Co Co is great in how much you can customize it. I always go for very spicy curry with potatoes and fried chicken on top.
Go Go is funny in that they list the calories of each meal in terms of rice balls. And some are like 10 rice balls! They used to have a world champion curry, limited to a few orders per day per store [1]. 2.5kg!
Coco yichiban as a few stores in the LA area that are pretty on par with Japanese locations. I visited a branch in Beijing often when I lived in China (after eating there on a trip to Tokyo).
I tried Japanese curry for the first time in San Francisco a couple of weeks ago. Absolutely delicious.

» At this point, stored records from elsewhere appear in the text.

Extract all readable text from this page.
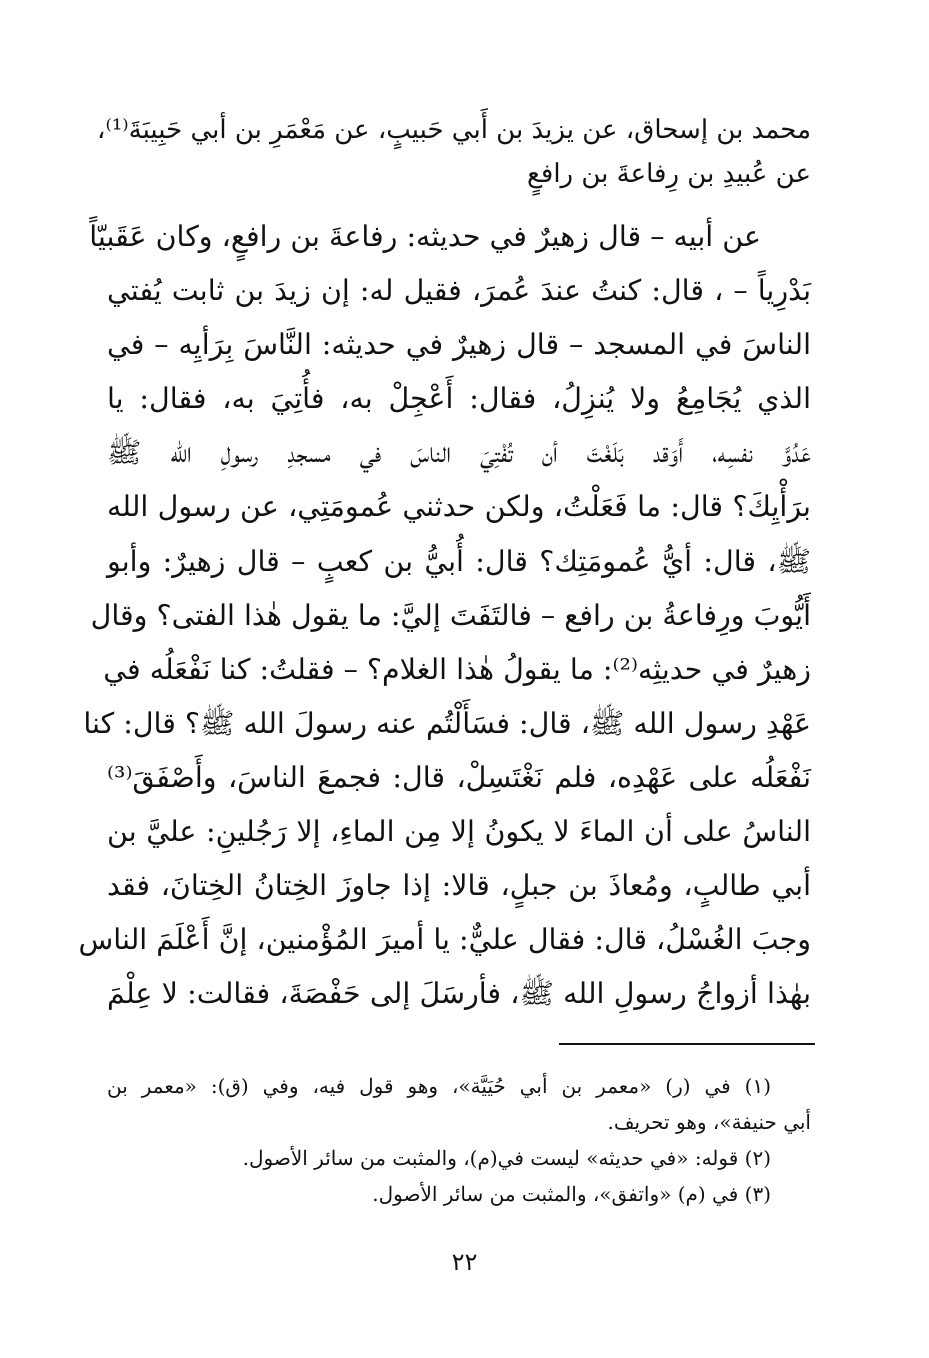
محمد بن إسحاق، عن يزيدَ بن أَبي حَبيبٍ، عن مَعْمَرِ بن أبي حَبِيبَةَ⁽¹⁾،
عن عُبيدِ بن رِفاعةَ بن رافعٍ
عن أبيه – قال زهيرٌ في حديثه: رفاعةَ بن رافعٍ، وكان عَقَبيّاً
بَدْرِياً – ، قال: كنتُ عندَ عُمرَ، فقيل له: إن زيدَ بن ثابت يُفتي
الناسَ في المسجد – قال زهيرٌ في حديثه: النَّاسَ بِرَأيِه – في
الذي يُجَامِعُ ولا يُنزِلُ، فقال: أَعْجِلْ به، فأُتِيَ به، فقال: يا
عَدُوَّ نفسِه، أَوَقد بَلَغْتَ أن تُفْتِيَ الناسَ في مسجدِ رسولِ الله ﷺ
برَأْيِكَ؟ قال: ما فَعَلْتُ، ولكن حدثني عُمومَتِي، عن رسول الله
ﷺ، قال: أيُّ عُمومَتِك؟ قال: أُبيُّ بن كعبٍ – قال زهيرٌ: وأبو
أَيُّوبَ ورِفاعةُ بن رافع – فالتَفَتَ إليَّ: ما يقول هٰذا الفتى؟ وقال
زهيرٌ في حديثِه⁽²⁾: ما يقولُ هٰذا الغلام؟ – فقلتُ: كنا نَفْعَلُه في
عَهْدِ رسول الله ﷺ، قال: فسَأَلْتُم عنه رسولَ الله ﷺ؟ قال: كنا
نَفْعَلُه على عَهْدِه، فلم نَغْتَسِلْ، قال: فجمعَ الناسَ، وأَصْفَقَ⁽³⁾
الناسُ على أن الماءَ لا يكونُ إلا مِن الماءِ، إلا رَجُلينِ: عليَّ بن
أبي طالبٍ، ومُعاذَ بن جبلٍ، قالا: إذا جاوزَ الخِتانُ الخِتانَ، فقد
وجبَ الغُسْلُ، قال: فقال عليٌّ: يا أميرَ المُؤْمنين، إنَّ أَعْلَمَ الناس
بهٰذا أزواجُ رسولِ الله ﷺ، فأرسَلَ إلى حَفْصَةَ، فقالت: لا عِلْمَ
(١) في (ر) «معمر بن أبي حُيَيَّة»، وهو قول فيه، وفي (ق): «معمر بن
أبي حنيفة»، وهو تحريف.
(٢) قوله: «في حديثه» ليست في(م)، والمثبت من سائر الأصول.
(٣) في (م) «واتفق»، والمثبت من سائر الأصول.
٢٢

I definitely noticed the English vibes. Actually, it reminded me a lot of Southern US homestyle food. Swap the rice for some potatoes and you could’ve fooled me.
I take issue with the common claim that 'curry' isn't a thing in a 'real' Indian restaurant. I did a quick survey online and could not find a single solitary Indian restaurant menu without curry on it. From the fanciest to the common takeout joint. There are even chains like 'Curry House'.
Let's tone down the virtue signaling in food reviews. It's silly. There are 150 languages in India; there are as many cuisines. To claim knowledge about the 'real Indian' food or culture is transparent nonsense.
On another slant, it's a rampant issue in YouTube videos where anybody with an Italian accent claim only they know how to make real Italian food. Learn a little history, folks.
The point is that “curry” is a British generalization.
Indian restaurants were historically called curry houses as a pejorative.
India has many dishes that one might consider a curry, but we have no dish called curry. The only use of the word curry in restaurants is to appeal to British nationals (and anyone they spread their culture to).
It’s an artifact of colonialism.
I also don’t understand why you think it’s virtue signalling. If anything, your appeal to “150 languages in India” is virtue signalling because you’re trying to make a benevolent justification for a word whose history you don’t understand. Also rich that you say “learn a little history folks” when you yourself clearly didn’t learn it in this instance.
Now, there is a word “Kari” in several South Indian languages but it’s used to mean spicy sauce or “kadipoda” which means spice mix, both derived from “black” in reference to the use of black peppercorns. The generalization into “curry” was one of colonial misinterpretation.
> The only use of the word curry in restaurants is to appeal to British nationals (and anyone they spread their culture to).
So, the Curry Points that dot Hyderabad are artefacts of British colonialism?
> The generalization into “curry” was one of colonial misinterpretation.
Yeah, no. The Telugu kura which is obviously cognate with kari is used to mean, well curry. How about you tone down the misinterpretation and false generalization?
Telugu Kari doesn’t mean curry in the sense that British people understand it. Please actually look up the history of what kari is.
The use of curry in Indian restaurants in Hyderabad are an artifact of colonialism. Hyderabad in particular caters a lot to foreign nationals due to the proliferation of the tech sector there.
Anyway What curry dishes are they serving there? “Hyderabadi chicken curry”? What is it called natively?
> Telugu Kari doesn’t mean curry in the sense that British people understand it.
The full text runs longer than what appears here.